Quand tout est fini, quand tout redevient silencieux, je suis quelques fois assis sur un autre lit, dans une autre chambre. Il y a, dessinés sur les murs au-dessus des lits, d’étranges signes barbares qui bavent en sinistres larmes rouges. Ce sont les mêmes runes que celles du temple souterrain. Personne, homme, femme ou enfant, n’a pu prononcer à voix haute les incantations que forment ces runes. Le gosier humain n’est-il tout simplement pas capable de reproduire de telles sonorités? J’ai essayé encore et encore. Je n’y suis pas arrivé. Morts. Ils sont tous morts avant, leurs cordes vocales mises à nu. C’est au-delà du hurlement, au-delà du râle de l’agonisant, au-delà du cri primordial. Je me suis bouché les oreilles certaines fois mais je n’ai pas réussi à reproduire le son que j’éntends pourtant dans ma tête. Chaque nuit quand la lune descend. Je sais que le jour où j’y parviendrai, alors elles descendront lentement du bloc de nuit. Elles reviendront, les créatures aux becs de cigogne et aux griffes démesurées, rappelées à la vie par la magie des runes. Il viendra lui aussi. Etirant ses tentacules et déployant ses ailes d’écailles. Réclamant sa nourriture. Encore et encore.
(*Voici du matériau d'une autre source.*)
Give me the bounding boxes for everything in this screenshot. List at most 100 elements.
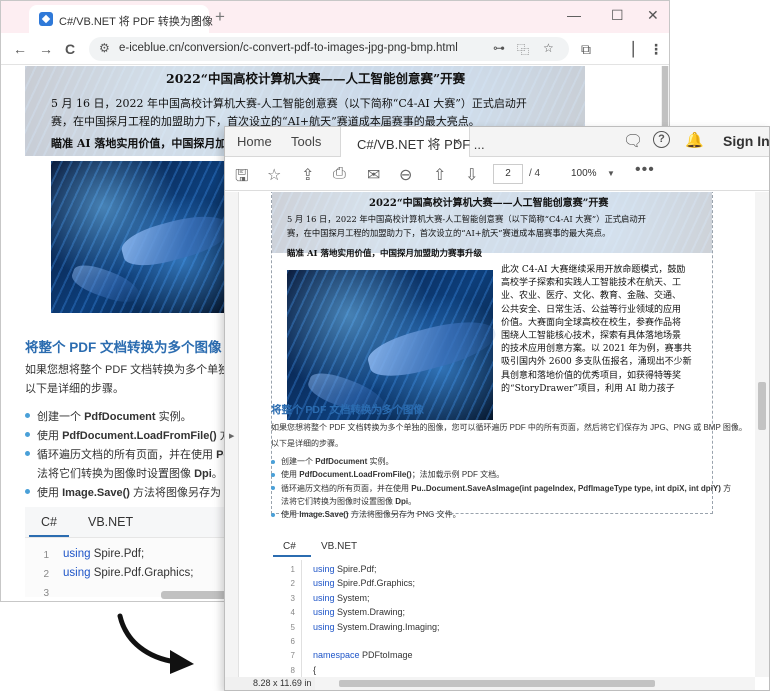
pdf-section-description-line2: 以下是详细的步骤。 (271, 439, 343, 448)
zoom-value: 100% (571, 168, 597, 179)
bullet-icon (25, 431, 30, 437)
bullet-icon (25, 450, 30, 456)
more-tools-button[interactable]: ••• (635, 161, 655, 179)
comment-icon[interactable]: 🗨 (623, 131, 643, 151)
page-number-input[interactable]: 2 (493, 164, 523, 184)
pdf-hscroll-thumb[interactable] (339, 680, 655, 687)
upload-icon[interactable]: ⇪ (301, 165, 314, 185)
browser-menu-button[interactable]: ⋮ (649, 41, 663, 58)
code-tab-vbnet[interactable]: VB.NET (88, 515, 133, 529)
list-item-text: 使用 PdfDocument.LoadFromFile()；法加载示例 PDF … (281, 470, 505, 480)
minimize-button[interactable]: — (567, 7, 581, 23)
pdf-code-line: using Spire.Pdf.Graphics; (313, 578, 416, 589)
list-item: 创建一个 PdfDocument 实例。 (25, 408, 192, 424)
chevron-down-icon: ▼ (607, 169, 615, 178)
address-url[interactable]: e-iceblue.cn/conversion/c-convert-pdf-to… (119, 42, 458, 54)
pdf-section-description-line1: 如果您想将整个 PDF 文档转换为多个单独的图像，您可以循环遍历 PDF 中的所… (271, 423, 747, 432)
pdf-body-line: 的技术应用创意方案。以 2021 年为例，赛事共 (501, 344, 692, 355)
bookmark-star-icon[interactable]: ☆ (267, 165, 281, 185)
maximize-button[interactable]: ☐ (611, 7, 624, 24)
list-item: 循环遍历文档的所有页面，并在使用 Pu..Document.SaveAsImag… (271, 483, 731, 494)
translate-icon[interactable]: ⿻ (517, 41, 529, 58)
pdf-scroll-thumb[interactable] (758, 382, 766, 430)
document-tab[interactable]: C#/VB.NET 将 PDF ... × (340, 127, 485, 158)
page-total: / 4 (529, 168, 541, 179)
address-bar[interactable]: ⚙ e-iceblue.cn/conversion/c-convert-pdf-… (89, 37, 569, 61)
forward-button[interactable]: → (39, 41, 53, 57)
pdf-code-tab-csharp: C# (283, 541, 296, 552)
pdf-body-line: 高校学子探索和实践人工智能技术在航天、工 (501, 278, 682, 289)
pdf-intro-line-2: 赛，在中国探月工程的加盟助力下，首次设立的“AI+航天”赛道成本届赛事的最大亮点… (287, 228, 611, 238)
list-item-text: 法将它们转换为图像时设置图像 Dpi。 (281, 496, 417, 506)
list-item: 法将它们转换为图像时设置图像 Dpi。 (271, 496, 416, 507)
new-tab-button[interactable]: + (215, 7, 225, 27)
pdf-code-tab-vbnet: VB.NET (321, 541, 358, 552)
pdf-page: 2022“中国高校计算机大赛——人工智能创意赛”开赛 5 月 16 日，2022… (239, 192, 755, 677)
list-item-text: 法将它们转换为图像时设置图像 Dpi。 (37, 468, 223, 480)
pdf-code-line-number: 3 (290, 593, 295, 603)
code-tab-csharp[interactable]: C# (41, 515, 57, 529)
acrobat-window: Home Tools C#/VB.NET 将 PDF ... × 🗨 ? 🔔 S… (224, 126, 770, 691)
browser-tab-strip: C#/VB.NET 将 PDF 转换为图像 × + — ☐ ✕ (1, 1, 669, 33)
left-panel-toggle[interactable]: ▶ (225, 192, 239, 677)
page-down-icon[interactable]: ⇩ (465, 165, 478, 185)
list-item: 使用 Image.Save() 方法将图像另存为 PNG 文件。 (271, 509, 461, 520)
pdf-code-line-number: 1 (290, 565, 295, 574)
pdf-code-line-number: 4 (290, 608, 295, 618)
browser-tab[interactable]: C#/VB.NET 将 PDF 转换为图像 × (29, 5, 213, 33)
pdf-body-line: 此次 C4-AI 大赛继续采用开放命题模式，鼓励 (501, 265, 686, 275)
reload-button[interactable]: C (65, 41, 75, 57)
list-item-text: 循环遍历文档的所有页面，并在使用 Pu..Document.SaveAsImag… (281, 483, 732, 493)
pdf-horizontal-scrollbar[interactable] (239, 677, 755, 690)
tab-close-icon[interactable]: × (193, 11, 200, 25)
window-close-button[interactable]: ✕ (647, 7, 659, 24)
expand-arrow-icon[interactable]: ▶ (229, 432, 234, 440)
document-tab-close-icon[interactable]: × (453, 134, 461, 149)
page-up-icon[interactable]: ⇧ (433, 165, 446, 185)
list-item: 使用 PdfDocument.LoadFromFile()；法加载示例 PDF … (271, 469, 504, 480)
pdf-code-line: using System.Drawing.Imaging; (313, 621, 440, 632)
acrobat-toolbar: 🖫 ☆ ⇪ ⎙ ✉ ⊖ ⇧ ⇩ 2 / 4 100% ▼ ••• (225, 157, 769, 191)
pdf-code-line: namespace PDFtoImage (313, 650, 413, 661)
help-icon[interactable]: ? (653, 131, 670, 148)
pdf-code-line: { (313, 664, 317, 675)
zoom-out-icon[interactable]: ⊖ (399, 165, 412, 185)
bullet-icon (271, 459, 275, 464)
tools-tab[interactable]: Tools (291, 134, 321, 149)
bullet-icon (271, 512, 275, 517)
notification-bell-icon[interactable]: 🔔 (685, 131, 704, 149)
list-item-text: 使用 Image.Save() 方法将图像另存为 PNG 文件。 (281, 510, 461, 520)
home-tab[interactable]: Home (237, 134, 272, 149)
robot-hand-image (51, 161, 235, 313)
bullet-icon (271, 486, 275, 491)
code-line-number: 1 (43, 550, 49, 561)
zoom-select[interactable]: 100% ▼ (563, 164, 621, 184)
pdf-body-line: 公共安全、日常生活、公益等行业领域的应用 (501, 304, 682, 315)
site-info-icon[interactable]: ⚙ (99, 41, 110, 55)
bullet-icon (271, 472, 275, 477)
pdf-code-line-number: 6 (290, 637, 295, 646)
pdf-code-line-number: 2 (290, 579, 295, 589)
document-tab-title: C#/VB.NET 将 PDF ... (357, 137, 485, 152)
bookmark-star-icon[interactable]: ☆ (543, 41, 554, 55)
section-description-line2: 以下是详细的步骤。 (25, 383, 124, 395)
pdf-code-gutter (301, 560, 302, 677)
back-button[interactable]: ← (13, 41, 27, 57)
bullet-icon (25, 412, 30, 418)
key-icon[interactable]: ⊶ (493, 41, 505, 55)
pdf-intro-subhead: 瞄准 AI 落地实用价值，中国探月加盟助力赛事升级 (287, 249, 482, 259)
code-line: using Spire.Pdf.Graphics; (63, 567, 194, 579)
print-icon[interactable]: ⎙ (333, 165, 346, 183)
email-icon[interactable]: ✉ (367, 165, 380, 185)
pdf-code-line: using Spire.Pdf; (313, 564, 377, 574)
pdf-body-line: 吸引国内外 2600 多支队伍报名，涌现出不少新 (501, 357, 692, 368)
pdf-article-title: 2022“中国高校计算机大赛——人工智能创意赛”开赛 (369, 198, 609, 209)
list-item: 循环遍历文档的所有页面，并在使用 Pdf (25, 446, 234, 462)
code-line-number: 2 (43, 569, 49, 580)
list-item: 使用 PdfDocument.LoadFromFile() 方 (25, 427, 231, 443)
pdf-vertical-scrollbar[interactable] (755, 192, 769, 677)
sign-in-button[interactable]: Sign In (723, 133, 769, 149)
save-icon[interactable]: 🖫 (235, 165, 249, 192)
extensions-icon[interactable]: ⧉ (581, 41, 591, 58)
acrobat-top-bar: Home Tools C#/VB.NET 将 PDF ... × 🗨 ? 🔔 S… (225, 127, 769, 158)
Pour elles, pour lui, je tiendrai le couteau d’os au-dessus de la vasque et le fleuve tari coulera à nouveau. Sans fin. Mon bras ne faiblira pas. Jamais.

Il faut donc que je persévère. Ainsi, chaque fois que la lune descend sur l’horizon, je me faufile dans les ombres qui s’étendent sur mon terrain de jeu. Mon terrain de chasse. Toute la ville. Toutes ses banlieues. Je suis à la recherche de quelqu’un de spécial. Celui qui sera capable de rappeler à la vie les dieux prisonniers de la pierre noire. Celui qui pourra articuler d’une façon ou d’une autre les prières runiques. Les cordes vocales ne suffiront pas. Il faudra que je les aide à sortir, encore et encore. Avec ce couteau que tu vois là.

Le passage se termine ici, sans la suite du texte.